Hi Richard,
On Mon, Jan 16, 2017 at 11:40:57PM +1300, Richard Gray wrote:
> Hi All,
>
> I'm using HAProxy 1.5.14 (the packaged version on CentOS 7.2) to front an
> IMAP proxy service, and I've noticed I'm getting quite a lot of connections
> in FIN_WAIT_2. For example, here are the totals for each state on my system
> right now:
>
> $ netstat -an | awk '/tcp/ {print $6}' | sort | uniq -c
> 255 CLOSE_WAIT
> 1 CLOSING
> 1802 ESTABLISHED
> 82 FIN_WAIT1
> 514 FIN_WAIT2
> 8 LAST_ACK
> 11 LISTEN
> 2 SYN_RECV
> 315 TIME_WAIT
>
> What seems to be happening is that the backend is closing the connection,
> leading HAProxy to close the connection to the client by sending a FIN. The
> client-side connection goes to FIN_WAIT_1, and then on receiving an ACK, to
> FIN_WAIT_2.
Absolutely.
> It appears though, that some clients are not sending a FIN in return,
> resulting in the FIN_WAIT_2 connection hanging around until it times
> out.
Yes that's something very common, especially in mobile environments
where moving terminals can lose signal, disconnect then reconnect using
another address leaving the previous connection in a random state.
> I notice here that the connection takes 35 minutes to time out once entering
> FIN_WAIT_2, which is the value I'm setting for 'timeout tunnel'.
This is very strange because the kernel normally has a much shorter
FIN timeout (tcp_fin_timeout=60) so maybe your sysctl is this high ?
> I've tried
> setting 'timeout client-fin' to 30s to mitigate this issue, but it doesn't
> seem to have any effect. Can someone confirm whether timeout client-fin
> applies to FIN_WAIT_2, or if perhaps I'm not using the option correctly? I
> also wonder if the nolinger option might be effective in this case.

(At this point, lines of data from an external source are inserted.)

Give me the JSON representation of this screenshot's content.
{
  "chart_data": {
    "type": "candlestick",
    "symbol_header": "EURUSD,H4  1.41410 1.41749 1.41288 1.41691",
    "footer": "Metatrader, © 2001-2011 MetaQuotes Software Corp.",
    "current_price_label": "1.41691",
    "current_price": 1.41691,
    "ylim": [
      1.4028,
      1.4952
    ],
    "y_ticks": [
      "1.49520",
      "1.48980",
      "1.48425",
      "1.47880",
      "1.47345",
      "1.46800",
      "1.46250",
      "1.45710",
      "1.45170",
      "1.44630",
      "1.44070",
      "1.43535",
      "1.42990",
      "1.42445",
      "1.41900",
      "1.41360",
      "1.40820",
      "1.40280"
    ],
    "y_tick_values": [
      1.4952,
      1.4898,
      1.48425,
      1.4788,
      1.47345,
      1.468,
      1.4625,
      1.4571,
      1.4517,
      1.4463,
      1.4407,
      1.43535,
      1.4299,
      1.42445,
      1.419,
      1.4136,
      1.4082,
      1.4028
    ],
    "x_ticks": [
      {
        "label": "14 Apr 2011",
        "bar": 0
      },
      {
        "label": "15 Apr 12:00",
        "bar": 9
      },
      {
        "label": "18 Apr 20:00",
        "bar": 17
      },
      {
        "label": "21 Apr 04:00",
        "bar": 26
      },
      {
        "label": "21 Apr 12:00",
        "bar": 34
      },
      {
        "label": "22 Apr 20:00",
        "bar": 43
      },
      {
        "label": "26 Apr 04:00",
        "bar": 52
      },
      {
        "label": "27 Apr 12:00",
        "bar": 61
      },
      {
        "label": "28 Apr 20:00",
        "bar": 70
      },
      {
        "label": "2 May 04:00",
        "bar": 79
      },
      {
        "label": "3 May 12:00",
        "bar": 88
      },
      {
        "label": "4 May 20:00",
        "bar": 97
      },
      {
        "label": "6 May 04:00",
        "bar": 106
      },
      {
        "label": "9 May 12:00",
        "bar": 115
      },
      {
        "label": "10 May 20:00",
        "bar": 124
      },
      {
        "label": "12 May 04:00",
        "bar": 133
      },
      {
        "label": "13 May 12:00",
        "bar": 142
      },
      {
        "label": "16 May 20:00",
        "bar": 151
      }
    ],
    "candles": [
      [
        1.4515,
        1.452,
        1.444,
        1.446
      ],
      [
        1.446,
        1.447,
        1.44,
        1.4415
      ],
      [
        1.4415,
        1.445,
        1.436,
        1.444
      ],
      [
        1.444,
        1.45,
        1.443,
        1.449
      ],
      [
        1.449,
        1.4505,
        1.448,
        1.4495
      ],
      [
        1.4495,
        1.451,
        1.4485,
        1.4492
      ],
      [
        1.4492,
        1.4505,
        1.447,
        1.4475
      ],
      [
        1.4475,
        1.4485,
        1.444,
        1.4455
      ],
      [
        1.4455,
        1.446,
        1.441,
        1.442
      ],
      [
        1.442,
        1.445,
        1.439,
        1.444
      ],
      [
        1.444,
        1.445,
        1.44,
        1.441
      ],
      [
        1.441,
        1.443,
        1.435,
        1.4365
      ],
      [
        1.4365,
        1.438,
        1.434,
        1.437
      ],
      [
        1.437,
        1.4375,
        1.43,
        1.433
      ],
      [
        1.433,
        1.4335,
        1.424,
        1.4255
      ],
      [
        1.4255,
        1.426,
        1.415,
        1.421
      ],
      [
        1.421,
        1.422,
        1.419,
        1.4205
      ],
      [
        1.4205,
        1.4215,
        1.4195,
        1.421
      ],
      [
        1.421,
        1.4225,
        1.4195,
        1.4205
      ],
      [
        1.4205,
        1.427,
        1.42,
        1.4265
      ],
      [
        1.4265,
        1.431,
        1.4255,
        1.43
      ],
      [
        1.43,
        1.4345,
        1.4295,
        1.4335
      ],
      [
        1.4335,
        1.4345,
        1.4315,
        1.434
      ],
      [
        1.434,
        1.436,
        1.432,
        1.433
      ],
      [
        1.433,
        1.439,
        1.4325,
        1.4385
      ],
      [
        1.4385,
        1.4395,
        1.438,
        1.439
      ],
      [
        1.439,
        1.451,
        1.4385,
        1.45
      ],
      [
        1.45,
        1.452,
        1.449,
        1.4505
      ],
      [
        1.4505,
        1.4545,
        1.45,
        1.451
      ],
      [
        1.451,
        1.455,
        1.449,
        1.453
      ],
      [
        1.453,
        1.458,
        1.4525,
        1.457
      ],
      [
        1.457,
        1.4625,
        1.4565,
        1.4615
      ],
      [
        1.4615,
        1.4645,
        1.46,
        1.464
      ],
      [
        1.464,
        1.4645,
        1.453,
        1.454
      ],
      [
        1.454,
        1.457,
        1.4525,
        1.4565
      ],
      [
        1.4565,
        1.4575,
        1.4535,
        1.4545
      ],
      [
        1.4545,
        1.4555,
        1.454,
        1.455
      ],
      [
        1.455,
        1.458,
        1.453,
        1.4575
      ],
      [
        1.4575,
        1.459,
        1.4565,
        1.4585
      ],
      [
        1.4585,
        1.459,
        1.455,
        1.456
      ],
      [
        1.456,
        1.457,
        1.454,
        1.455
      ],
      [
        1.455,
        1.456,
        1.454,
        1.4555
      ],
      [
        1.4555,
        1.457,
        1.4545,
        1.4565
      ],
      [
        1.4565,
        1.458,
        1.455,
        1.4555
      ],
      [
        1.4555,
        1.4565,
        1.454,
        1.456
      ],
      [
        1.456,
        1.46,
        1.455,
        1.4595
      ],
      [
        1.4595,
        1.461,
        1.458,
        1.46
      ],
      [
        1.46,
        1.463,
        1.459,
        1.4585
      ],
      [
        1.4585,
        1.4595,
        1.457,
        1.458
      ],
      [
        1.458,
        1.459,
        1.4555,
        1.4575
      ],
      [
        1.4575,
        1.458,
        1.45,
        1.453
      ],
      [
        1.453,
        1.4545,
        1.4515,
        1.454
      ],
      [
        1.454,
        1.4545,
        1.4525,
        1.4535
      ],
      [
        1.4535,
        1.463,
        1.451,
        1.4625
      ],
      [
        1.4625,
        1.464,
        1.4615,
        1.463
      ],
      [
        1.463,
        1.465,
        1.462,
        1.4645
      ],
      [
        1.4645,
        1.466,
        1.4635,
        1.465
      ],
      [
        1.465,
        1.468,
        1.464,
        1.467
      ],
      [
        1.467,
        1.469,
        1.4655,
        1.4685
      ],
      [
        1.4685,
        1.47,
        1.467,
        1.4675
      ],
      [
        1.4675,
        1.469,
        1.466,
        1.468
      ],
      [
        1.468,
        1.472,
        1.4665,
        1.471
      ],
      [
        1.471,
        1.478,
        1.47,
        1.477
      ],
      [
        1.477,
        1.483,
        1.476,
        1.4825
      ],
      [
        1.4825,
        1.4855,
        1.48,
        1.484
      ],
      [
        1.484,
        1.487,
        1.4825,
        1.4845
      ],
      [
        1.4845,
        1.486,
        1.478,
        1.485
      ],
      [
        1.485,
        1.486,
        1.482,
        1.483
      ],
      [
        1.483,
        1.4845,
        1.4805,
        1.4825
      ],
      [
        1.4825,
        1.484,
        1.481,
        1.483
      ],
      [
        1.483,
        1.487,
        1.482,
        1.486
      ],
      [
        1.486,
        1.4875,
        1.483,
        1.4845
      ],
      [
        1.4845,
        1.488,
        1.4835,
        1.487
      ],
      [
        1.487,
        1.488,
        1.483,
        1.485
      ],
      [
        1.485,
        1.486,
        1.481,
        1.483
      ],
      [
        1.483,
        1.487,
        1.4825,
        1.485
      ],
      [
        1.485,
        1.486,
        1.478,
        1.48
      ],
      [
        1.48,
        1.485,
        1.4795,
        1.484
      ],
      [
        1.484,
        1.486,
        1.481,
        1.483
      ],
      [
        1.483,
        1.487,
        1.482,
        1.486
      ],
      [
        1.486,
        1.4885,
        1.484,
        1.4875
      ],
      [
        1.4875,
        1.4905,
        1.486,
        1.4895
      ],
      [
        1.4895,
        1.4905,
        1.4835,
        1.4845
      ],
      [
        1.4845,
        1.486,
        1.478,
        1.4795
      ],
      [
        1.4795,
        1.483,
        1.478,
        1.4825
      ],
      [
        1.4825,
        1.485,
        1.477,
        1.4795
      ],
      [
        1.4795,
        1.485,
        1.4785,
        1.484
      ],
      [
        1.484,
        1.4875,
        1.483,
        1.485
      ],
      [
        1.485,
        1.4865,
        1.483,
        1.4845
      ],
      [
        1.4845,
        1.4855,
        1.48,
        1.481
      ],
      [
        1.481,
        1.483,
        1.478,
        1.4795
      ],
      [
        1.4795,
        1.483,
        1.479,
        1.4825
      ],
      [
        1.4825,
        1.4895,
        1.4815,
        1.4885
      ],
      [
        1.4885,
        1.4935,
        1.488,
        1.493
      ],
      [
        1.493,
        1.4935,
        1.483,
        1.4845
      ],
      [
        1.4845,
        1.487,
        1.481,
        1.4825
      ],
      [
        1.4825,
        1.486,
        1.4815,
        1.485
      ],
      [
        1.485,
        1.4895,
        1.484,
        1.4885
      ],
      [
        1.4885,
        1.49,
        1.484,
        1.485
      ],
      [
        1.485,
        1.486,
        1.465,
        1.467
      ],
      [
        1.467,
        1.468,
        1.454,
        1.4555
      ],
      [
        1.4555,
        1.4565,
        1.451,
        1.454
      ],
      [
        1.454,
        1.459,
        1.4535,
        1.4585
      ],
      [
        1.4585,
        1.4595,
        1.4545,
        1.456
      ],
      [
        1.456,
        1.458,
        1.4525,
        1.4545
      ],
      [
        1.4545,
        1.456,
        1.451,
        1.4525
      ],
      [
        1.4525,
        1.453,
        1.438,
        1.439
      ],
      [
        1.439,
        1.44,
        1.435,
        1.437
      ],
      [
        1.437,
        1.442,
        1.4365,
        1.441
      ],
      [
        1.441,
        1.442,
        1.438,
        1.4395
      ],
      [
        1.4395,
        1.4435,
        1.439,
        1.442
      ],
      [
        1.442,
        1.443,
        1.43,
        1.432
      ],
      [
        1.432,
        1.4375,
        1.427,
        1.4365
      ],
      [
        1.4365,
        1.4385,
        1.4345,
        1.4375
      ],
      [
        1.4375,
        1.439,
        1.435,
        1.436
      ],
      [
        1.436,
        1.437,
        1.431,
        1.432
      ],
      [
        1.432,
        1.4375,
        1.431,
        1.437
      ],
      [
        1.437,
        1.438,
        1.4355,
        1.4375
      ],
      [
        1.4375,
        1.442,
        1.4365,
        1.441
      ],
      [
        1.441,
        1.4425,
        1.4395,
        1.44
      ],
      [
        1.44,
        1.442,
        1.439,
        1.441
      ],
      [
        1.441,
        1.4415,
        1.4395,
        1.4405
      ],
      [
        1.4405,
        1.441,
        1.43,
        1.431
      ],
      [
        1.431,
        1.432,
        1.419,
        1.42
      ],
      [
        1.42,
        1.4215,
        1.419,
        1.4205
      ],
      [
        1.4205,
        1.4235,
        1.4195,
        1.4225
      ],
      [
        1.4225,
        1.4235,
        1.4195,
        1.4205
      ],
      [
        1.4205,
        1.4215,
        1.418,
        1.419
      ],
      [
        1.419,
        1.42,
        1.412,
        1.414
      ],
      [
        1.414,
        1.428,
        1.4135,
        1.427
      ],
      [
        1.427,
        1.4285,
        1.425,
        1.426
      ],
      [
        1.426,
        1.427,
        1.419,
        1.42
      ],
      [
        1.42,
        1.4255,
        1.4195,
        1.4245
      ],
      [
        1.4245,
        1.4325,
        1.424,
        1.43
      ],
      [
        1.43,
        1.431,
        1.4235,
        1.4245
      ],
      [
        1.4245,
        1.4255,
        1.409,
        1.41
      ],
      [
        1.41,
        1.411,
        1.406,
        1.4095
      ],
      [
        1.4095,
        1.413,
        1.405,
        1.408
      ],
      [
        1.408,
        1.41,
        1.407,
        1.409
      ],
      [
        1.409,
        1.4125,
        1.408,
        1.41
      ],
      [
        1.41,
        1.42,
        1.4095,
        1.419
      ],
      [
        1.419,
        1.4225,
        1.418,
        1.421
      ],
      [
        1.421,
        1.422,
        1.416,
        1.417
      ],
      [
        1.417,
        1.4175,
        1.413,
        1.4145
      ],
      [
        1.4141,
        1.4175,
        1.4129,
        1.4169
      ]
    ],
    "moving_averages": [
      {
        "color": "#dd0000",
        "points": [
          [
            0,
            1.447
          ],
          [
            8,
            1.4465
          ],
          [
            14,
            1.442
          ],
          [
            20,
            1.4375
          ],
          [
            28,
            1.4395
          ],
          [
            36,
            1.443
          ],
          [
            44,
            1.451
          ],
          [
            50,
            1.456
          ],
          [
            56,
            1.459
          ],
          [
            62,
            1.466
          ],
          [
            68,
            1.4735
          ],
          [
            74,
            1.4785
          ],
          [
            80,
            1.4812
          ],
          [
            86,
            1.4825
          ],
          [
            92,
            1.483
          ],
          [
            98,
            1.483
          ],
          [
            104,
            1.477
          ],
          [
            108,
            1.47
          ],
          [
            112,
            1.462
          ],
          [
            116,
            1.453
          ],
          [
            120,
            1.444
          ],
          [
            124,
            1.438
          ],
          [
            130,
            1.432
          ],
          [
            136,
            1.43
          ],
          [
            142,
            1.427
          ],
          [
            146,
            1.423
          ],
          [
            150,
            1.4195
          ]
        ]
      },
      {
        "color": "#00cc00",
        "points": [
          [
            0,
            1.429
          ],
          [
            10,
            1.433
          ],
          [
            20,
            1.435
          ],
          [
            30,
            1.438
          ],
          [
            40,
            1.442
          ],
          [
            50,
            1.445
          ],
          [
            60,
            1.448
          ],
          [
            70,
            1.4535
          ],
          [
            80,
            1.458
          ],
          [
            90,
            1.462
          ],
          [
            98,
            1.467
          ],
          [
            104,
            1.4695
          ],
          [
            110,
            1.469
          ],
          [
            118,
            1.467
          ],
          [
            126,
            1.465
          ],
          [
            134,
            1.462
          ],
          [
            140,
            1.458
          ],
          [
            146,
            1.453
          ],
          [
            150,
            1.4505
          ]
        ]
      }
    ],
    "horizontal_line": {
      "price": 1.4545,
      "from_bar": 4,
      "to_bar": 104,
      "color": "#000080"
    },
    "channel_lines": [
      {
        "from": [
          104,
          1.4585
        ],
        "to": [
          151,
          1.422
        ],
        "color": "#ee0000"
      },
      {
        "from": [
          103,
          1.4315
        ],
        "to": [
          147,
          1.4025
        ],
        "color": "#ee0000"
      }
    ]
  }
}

Most often it does not change anything towards an HTTP client because the
protocol being asymmetric, haproxy knows that it can completely close the
connection in this case, so it's not waiting for the client to close, it
just performs its close() and the connection becomes an orphan and is
handled by the system.
In your case since you're in TCP mode it's different. After the client-fin
timeout, haproxy will effectively close, but if there's nothing anymore in
the socket buffers (which is the case in FIN_WAIT2), the connection state
doesn't change, it remains an orphan and the system continues to wait for
the client to ACK it. You may notice that even if you kill haproxy these
connections will still be there. The only case where haproxy can get a
connection to be killed in the system is when it still has to send something
(data or FIN) because by disabling lingering, the system destroys the socket.
> Also, in case it is relevant, I should point out that I am using the 'usesrc
> clientip' option on my backend servers.
It will not have any impact here.
In your case I'd have a look at tcp_fin_timeout to possibly lower it, but
that's all. I wouldn't be worried by this number of FIN_WAIT2 connections
though I understand that at least the cause needs to be figured out and
possibly addressed.
Regards,
Willy